PHP 4 programs that rely heavily on PHP 4's pass- and copy-by-value behaviors can enable the zend.ze1_compatibility_mode configuration directive. This causes PHP 5 to clone objects instead of using a reference.

This directive also re-enables a few quirks of PHP 4 that have been ironed out in PHP 5. For instance, you can no longer cast an object to an integer or floating-point number. In PHP 4, objects with properties become 1 and objects without properties become 0.

Turning on the compatibility mode may ease your transition to PHP 5, but it should not be a long-term solution. It reduces application portability, and you cannot share code between applications that enable the compatibility mode and those that assume it's disabled. New sites should be developed with this directive set to its default (Off).

2.2.2 Garbage Collection

Some languages, most notably C, require you to explicitly request memory from the computer whenever you create strings or data structures. Once you've allocated the memory, you can then store information in the variable.

You're also responsible for releasing, or freeing, the memory when you're finished using the variable. This allows the machine to provide the memory to other variables in your program and prevents your computer from running out of RAM. This is also a big pain.

PHP handles memory allocation for you. When you instantiate an object, it automatically doles out memory. When it's deleted, it frees the memory.

The process of cleaning up unused objects is known as garbage collection.
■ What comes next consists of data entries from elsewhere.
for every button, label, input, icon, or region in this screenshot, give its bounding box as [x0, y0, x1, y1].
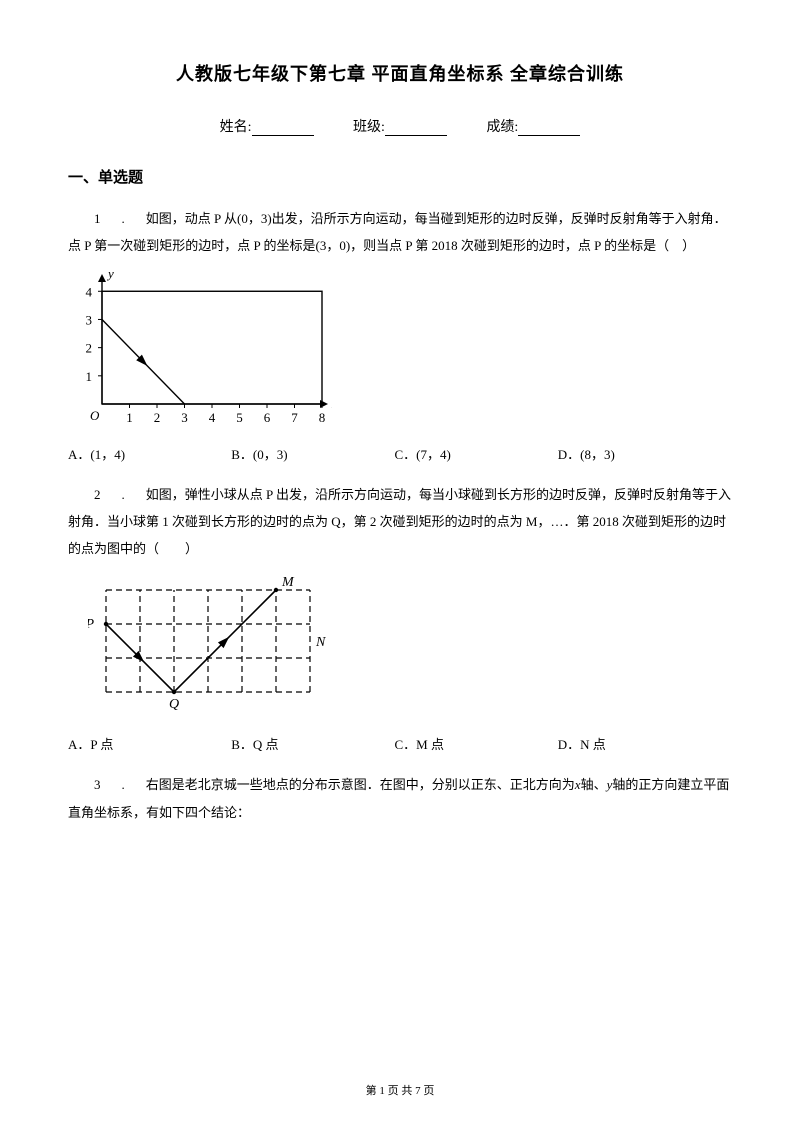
question-2-figure: P Q M N: [88, 572, 732, 720]
q1-choice-c: C．(7，4): [395, 444, 555, 463]
page-footer: 第 1 页 共 7 页: [0, 1082, 800, 1098]
svg-text:6: 6: [264, 410, 271, 425]
question-3-text-b: 轴、: [581, 777, 607, 792]
score-label: 成绩:: [486, 120, 518, 135]
info-line: 姓名: 班级: 成绩:: [68, 116, 732, 136]
svg-text:2: 2: [154, 410, 161, 425]
question-2-num: 2 .: [94, 487, 146, 502]
question-1-num: 1 .: [94, 211, 146, 226]
svg-text:1: 1: [86, 368, 93, 383]
svg-text:3: 3: [181, 410, 188, 425]
question-3-num: 3 .: [94, 777, 146, 792]
q2-grid: P Q M N: [88, 572, 342, 720]
question-1-choices: A．(1，4) B．(0，3) C．(7，4) D．(8，3): [68, 444, 732, 463]
q2-choice-a: A．P 点: [68, 734, 228, 753]
q1-choice-d: D．(8，3): [558, 444, 718, 463]
question-2: 2 . 如图，弹性小球从点 P 出发，沿所示方向运动，每当小球碰到长方形的边时反…: [68, 481, 732, 563]
svg-text:5: 5: [236, 410, 243, 425]
svg-text:N: N: [315, 635, 326, 650]
question-3-text-a: 右图是老北京城一些地点的分布示意图．在图中，分别以正东、正北方向为: [146, 777, 575, 792]
class-label: 班级:: [353, 120, 385, 135]
section-heading: 一、单选题: [68, 166, 732, 187]
q1-chart: 1 2 3 4 5 6 7 8 1 2 3 4 Ox y: [68, 270, 332, 430]
question-3: 3 . 右图是老北京城一些地点的分布示意图．在图中，分别以正东、正北方向为x轴、…: [68, 771, 732, 826]
svg-text:x: x: [331, 396, 332, 411]
q2-choice-d: D．N 点: [558, 734, 718, 753]
svg-text:P: P: [88, 617, 94, 632]
name-blank: [252, 122, 314, 136]
q2-choice-c: C．M 点: [395, 734, 555, 753]
q1-choice-a: A．(1，4): [68, 444, 228, 463]
svg-text:2: 2: [86, 340, 93, 355]
class-blank: [385, 122, 447, 136]
svg-text:1: 1: [126, 410, 133, 425]
score-blank: [518, 122, 580, 136]
q2-choice-b: B．Q 点: [231, 734, 391, 753]
svg-text:Q: Q: [169, 697, 179, 712]
q1-choice-b: B．(0，3): [231, 444, 391, 463]
question-1-text: 如图，动点 P 从(0，3)出发，沿所示方向运动，每当碰到矩形的边时反弹，反弹时…: [68, 211, 727, 253]
svg-text:7: 7: [291, 410, 298, 425]
svg-text:3: 3: [86, 312, 93, 327]
svg-text:O: O: [90, 408, 100, 423]
question-1-figure: 1 2 3 4 5 6 7 8 1 2 3 4 Ox y: [68, 270, 732, 430]
svg-text:4: 4: [86, 284, 93, 299]
question-2-choices: A．P 点 B．Q 点 C．M 点 D．N 点: [68, 734, 732, 753]
svg-text:y: y: [106, 270, 114, 281]
svg-text:8: 8: [319, 410, 326, 425]
question-2-text: 如图，弹性小球从点 P 出发，沿所示方向运动，每当小球碰到长方形的边时反弹，反弹…: [68, 487, 731, 557]
page-title: 人教版七年级下第七章 平面直角坐标系 全章综合训练: [68, 60, 732, 86]
svg-text:M: M: [281, 575, 295, 590]
svg-text:4: 4: [209, 410, 216, 425]
question-1: 1 . 如图，动点 P 从(0，3)出发，沿所示方向运动，每当碰到矩形的边时反弹…: [68, 205, 732, 260]
name-label: 姓名:: [220, 120, 252, 135]
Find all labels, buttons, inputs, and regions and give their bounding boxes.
The type of garbage collection used by PHP is called reference counting.

When you create a value?such as a string, number, or object?PHP records its existence and sets a counter to one, indicating that there's one copy of the value. From then on, PHP tracks the value, incrementing and decrementing its counter accordingly.

The counter goes up by one when you create a reference to the value, either by passing it into a function by reference or by assigning it by reference to another variable. (Objects are always assigned by reference, unless you use clone; non-objects are assigned by reference using the =& operator.) The counter goes down by one when you remove a reference to a value, which happens when you exit a function or delete the variable. For example:

$rasmus1 = new Person( );  // New object:         Reference count = 1

$rasmus2 = $rasmus1;      // Copy-by-reference:  Reference count = 2

unset($rasmus1);          // Delete a reference: Reference count = 1

sendEmailTo($rasmus);     // Pass-by-reference:  

                          // During function execution:

                          //                     Reference count = 2 

                          // After function completes:

                          //                     Reference count = 1 

unset($rasmus2);          // Delete a reference: Reference count = 0

When the counter hits zero, PHP knows the object is no longer used anywhere in your program, so deletes it and releases its memory. Before it does that, however, PHP calls your object's destructor to let you clean up any higher-level resources you've opened in the object.

At the end of a script, PHP cleans up all the remaining values that still have a nonzero reference count.